Capture the heart of the First Dragon
Use its fire to light the hearth at the Worlds End
Restore the Great Machine built by the Mithril folk
Weave steel with the kiss of a princess
Bind the blade with the promise of a returning god
Get Ian Anderson to play flute
 
Depends entirely on the setting. If I started a new fantasy game today, the answer would be "nobody knows, the art was lost in a bygone age of wonder and glory, that's why they're so rare and desirable and you'll be lucky to lay eyes on one, let alone possess one." Learning the art might become a quest if a player chose to pursue it.
 
When I run games, I tend to assume that magic swords used to be ordinary swords...until they were used to commit a great deed of valor, heroism, or villainy and depravity. Once that was done, the sword "awakens".

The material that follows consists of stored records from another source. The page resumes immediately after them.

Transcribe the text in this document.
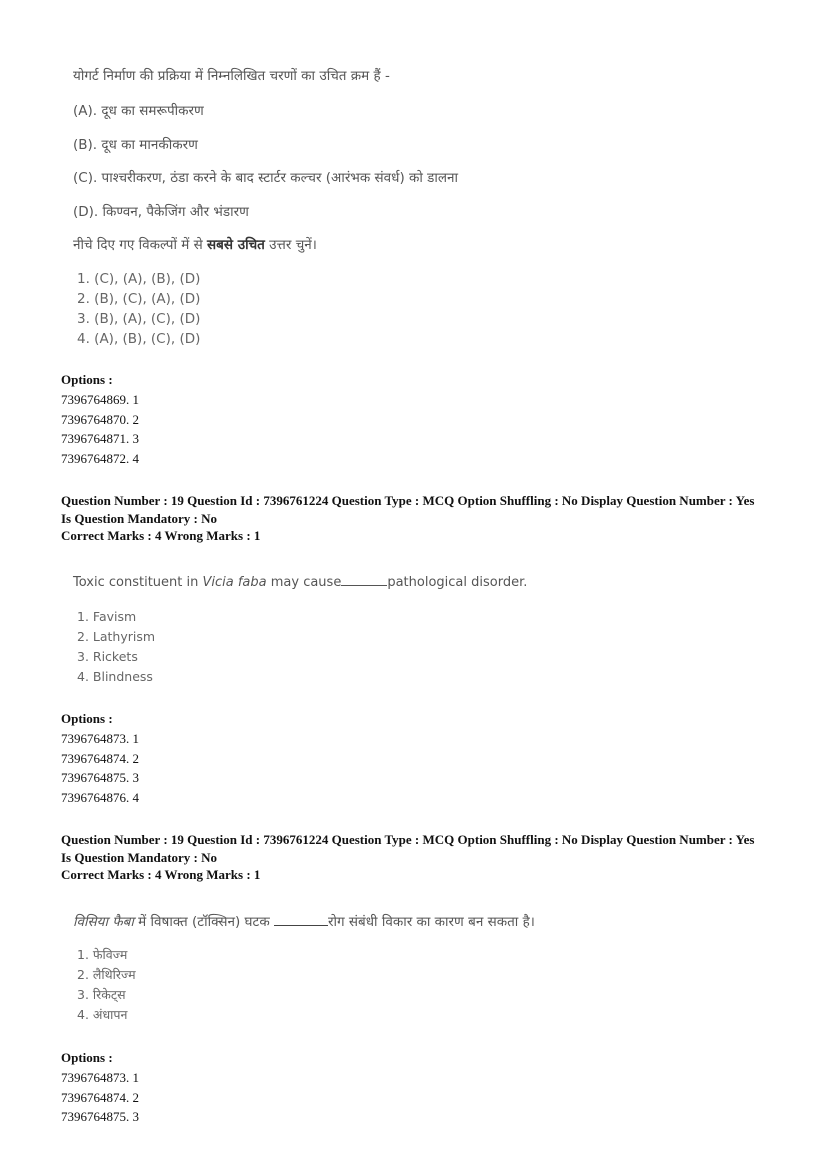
योगर्ट निर्माण की प्रक्रिया में निम्नलिखित चरणों का उचित क्रम हैं -
(A). दूध का समरूपीकरण
(B). दूध का मानकीकरण
(C). पाश्चरीकरण, ठंडा करने के बाद स्टार्टर कल्चर (आरंभक संवर्ध) को डालना
(D). किण्वन, पैकेजिंग और भंडारण
नीचे दिए गए विकल्पों में से सबसे उचित उत्तर चुनें।
1. (C), (A), (B), (D)
2. (B), (C), (A), (D)
3. (B), (A), (C), (D)
4. (A), (B), (C), (D)
Options :
7396764869. 1
7396764870. 2
7396764871. 3
7396764872. 4
Question Number : 19 Question Id : 7396761224 Question Type : MCQ Option Shuffling : No Display Question Number : Yes
Is Question Mandatory : No
Correct Marks : 4 Wrong Marks : 1
Toxic constituent in Vicia faba may cause	pathological disorder.
1. Favism
2. Lathyrism
3. Rickets
4. Blindness
Options :
7396764873. 1
7396764874. 2
7396764875. 3
7396764876. 4
Question Number : 19 Question Id : 7396761224 Question Type : MCQ Option Shuffling : No Display Question Number : Yes
Is Question Mandatory : No
Correct Marks : 4 Wrong Marks : 1
विसिया फैबा में विषाक्त (टॉक्सिन) घटक	रोग संबंधी विकार का कारण बन सकता है।
1. फेविज्म
2. लैथिरिज्म
3. रिकेट्स
4. अंधापन
Options :
7396764873. 1
7396764874. 2
7396764875. 3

And then it tries to keep up his or her* reputation:shade:.

OTOH, in my current game the above might be true, it's not known (proof is suspiciously lacking)...but generally there are only 5 swords in the world that are definitely magical.
They chopped the world out from the Chaos, and created men and women to wield them:devil:.

*Yes, my swords identify as male or female, with a definite tendency for sabers to identify as female, which applies conversely for straight swords:tongue:!